Parent Company purchased an 80% interest in Subsidiary Company for $600,000 on January 1, 20XI, when Subsidiary Co had the following balanc sheet.

Assets

Cash $ 75,000

Inventory 120,000

Land 90,00

Building,net 270,000

Equipment,net 80,000

Total Assets $635,000

Liabilites and Equity

Current liabilites $100,000

Common Stock,$5 par 50,000

Paid-in capital in excess par 160,000

Retained earnings 325,000

Total Liabilites an Eqyuity $635,000

The fair values and book values of the identifiable net assets are the same except for the following. Land is understated by $50,000. The building has a fair value of $250,000 and a 20-year remaining life. The equipment has a fair value of $90,000 and a remaining life of 5 years. Any remaining excess is attributed yo good will.
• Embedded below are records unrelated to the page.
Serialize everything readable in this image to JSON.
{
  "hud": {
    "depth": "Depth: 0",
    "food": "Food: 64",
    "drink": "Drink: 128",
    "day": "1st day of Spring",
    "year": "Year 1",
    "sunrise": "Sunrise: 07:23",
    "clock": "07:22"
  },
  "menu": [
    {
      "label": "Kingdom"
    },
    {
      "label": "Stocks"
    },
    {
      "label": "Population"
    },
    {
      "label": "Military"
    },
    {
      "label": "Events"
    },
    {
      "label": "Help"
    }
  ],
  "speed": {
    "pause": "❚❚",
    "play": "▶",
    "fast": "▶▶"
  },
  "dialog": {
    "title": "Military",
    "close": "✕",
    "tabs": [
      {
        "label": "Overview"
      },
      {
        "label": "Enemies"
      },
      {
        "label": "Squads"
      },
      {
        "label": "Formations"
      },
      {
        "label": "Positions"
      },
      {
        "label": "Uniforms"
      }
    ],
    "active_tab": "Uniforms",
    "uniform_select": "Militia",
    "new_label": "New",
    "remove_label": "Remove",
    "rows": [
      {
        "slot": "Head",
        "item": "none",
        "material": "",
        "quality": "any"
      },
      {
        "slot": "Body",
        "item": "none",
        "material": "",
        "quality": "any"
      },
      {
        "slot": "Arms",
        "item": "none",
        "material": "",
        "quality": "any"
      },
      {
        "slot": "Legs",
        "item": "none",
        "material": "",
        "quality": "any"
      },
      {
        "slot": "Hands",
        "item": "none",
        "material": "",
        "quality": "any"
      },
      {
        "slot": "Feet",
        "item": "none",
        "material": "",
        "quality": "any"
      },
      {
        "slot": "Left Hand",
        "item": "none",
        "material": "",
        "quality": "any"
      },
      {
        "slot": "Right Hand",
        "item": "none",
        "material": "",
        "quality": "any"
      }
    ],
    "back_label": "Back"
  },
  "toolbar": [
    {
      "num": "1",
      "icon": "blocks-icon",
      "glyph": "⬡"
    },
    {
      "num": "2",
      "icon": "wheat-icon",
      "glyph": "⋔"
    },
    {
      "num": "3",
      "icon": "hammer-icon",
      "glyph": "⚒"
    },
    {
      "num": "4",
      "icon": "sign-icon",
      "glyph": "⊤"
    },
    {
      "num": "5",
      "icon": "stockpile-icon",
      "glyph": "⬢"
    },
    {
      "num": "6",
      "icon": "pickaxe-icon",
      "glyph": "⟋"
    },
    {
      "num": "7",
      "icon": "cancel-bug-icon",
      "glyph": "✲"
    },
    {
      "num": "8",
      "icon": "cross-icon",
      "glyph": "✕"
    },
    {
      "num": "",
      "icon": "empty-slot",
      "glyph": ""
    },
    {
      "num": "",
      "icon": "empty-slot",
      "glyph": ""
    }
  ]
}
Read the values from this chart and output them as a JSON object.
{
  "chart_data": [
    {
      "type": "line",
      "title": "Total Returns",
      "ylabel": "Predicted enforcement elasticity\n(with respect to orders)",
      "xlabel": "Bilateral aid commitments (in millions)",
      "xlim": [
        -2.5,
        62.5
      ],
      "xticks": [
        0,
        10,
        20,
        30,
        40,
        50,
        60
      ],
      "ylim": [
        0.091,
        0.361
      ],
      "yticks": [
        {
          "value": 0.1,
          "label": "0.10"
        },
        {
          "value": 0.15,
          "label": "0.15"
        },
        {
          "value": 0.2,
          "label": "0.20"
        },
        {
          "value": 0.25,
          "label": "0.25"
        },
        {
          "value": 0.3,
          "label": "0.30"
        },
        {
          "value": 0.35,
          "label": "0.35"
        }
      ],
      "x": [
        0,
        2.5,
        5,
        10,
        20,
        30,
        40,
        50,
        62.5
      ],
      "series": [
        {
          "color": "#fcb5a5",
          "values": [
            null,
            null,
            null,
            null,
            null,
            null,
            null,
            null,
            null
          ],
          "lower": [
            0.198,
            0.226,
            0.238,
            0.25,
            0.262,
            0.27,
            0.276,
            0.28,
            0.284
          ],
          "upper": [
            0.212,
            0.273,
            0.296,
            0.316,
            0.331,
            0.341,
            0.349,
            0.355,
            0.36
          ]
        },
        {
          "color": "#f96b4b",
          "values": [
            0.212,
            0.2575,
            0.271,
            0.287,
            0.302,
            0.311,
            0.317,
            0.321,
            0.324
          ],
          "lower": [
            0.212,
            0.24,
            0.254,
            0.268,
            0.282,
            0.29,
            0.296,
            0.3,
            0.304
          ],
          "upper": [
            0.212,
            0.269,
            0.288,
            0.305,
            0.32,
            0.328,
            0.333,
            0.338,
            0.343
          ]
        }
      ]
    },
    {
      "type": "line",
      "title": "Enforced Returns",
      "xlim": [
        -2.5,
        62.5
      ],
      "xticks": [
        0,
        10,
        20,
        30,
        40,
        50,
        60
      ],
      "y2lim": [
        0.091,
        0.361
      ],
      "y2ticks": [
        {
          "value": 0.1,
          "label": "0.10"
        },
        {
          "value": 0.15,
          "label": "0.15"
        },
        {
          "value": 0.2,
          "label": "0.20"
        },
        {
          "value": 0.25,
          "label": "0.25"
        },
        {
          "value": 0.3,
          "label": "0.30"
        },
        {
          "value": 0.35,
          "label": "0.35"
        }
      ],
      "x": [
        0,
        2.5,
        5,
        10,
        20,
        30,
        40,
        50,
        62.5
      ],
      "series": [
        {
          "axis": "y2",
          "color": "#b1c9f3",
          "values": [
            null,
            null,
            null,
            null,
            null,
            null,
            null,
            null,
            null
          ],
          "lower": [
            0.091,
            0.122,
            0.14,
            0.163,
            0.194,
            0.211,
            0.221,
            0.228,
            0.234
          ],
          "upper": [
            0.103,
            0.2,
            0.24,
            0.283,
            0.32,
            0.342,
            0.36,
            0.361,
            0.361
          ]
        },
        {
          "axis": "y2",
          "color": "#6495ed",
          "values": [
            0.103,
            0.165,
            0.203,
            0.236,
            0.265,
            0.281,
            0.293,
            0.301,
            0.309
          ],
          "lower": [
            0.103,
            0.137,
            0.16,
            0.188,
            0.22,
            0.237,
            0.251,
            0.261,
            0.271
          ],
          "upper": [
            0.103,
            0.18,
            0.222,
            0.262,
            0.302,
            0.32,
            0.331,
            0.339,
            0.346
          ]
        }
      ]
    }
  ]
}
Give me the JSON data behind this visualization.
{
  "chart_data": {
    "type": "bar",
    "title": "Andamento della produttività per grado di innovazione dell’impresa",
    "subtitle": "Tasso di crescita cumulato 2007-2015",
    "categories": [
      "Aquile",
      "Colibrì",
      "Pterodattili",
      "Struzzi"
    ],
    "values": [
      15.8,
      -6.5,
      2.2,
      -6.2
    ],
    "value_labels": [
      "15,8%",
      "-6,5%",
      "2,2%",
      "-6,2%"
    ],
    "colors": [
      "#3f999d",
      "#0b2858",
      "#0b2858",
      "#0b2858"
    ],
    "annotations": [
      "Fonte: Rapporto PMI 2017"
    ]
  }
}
From Jan.1 through Dec. 31, 20XI, Sudsidiary Co. had net income of $150,000 and paid $20,000 in dividends.

Assume that Parent Co. uses "the simple equity method"to record its investments in Sudsidiary Co.

C) Compute the balance which should appear in Investment in Subsidiary Co. and in Subsidiary Income on Dec. 31,20XI PRIOR TO CONSOLIDATION

Hint: You ,must use "T" accounts to post your entries.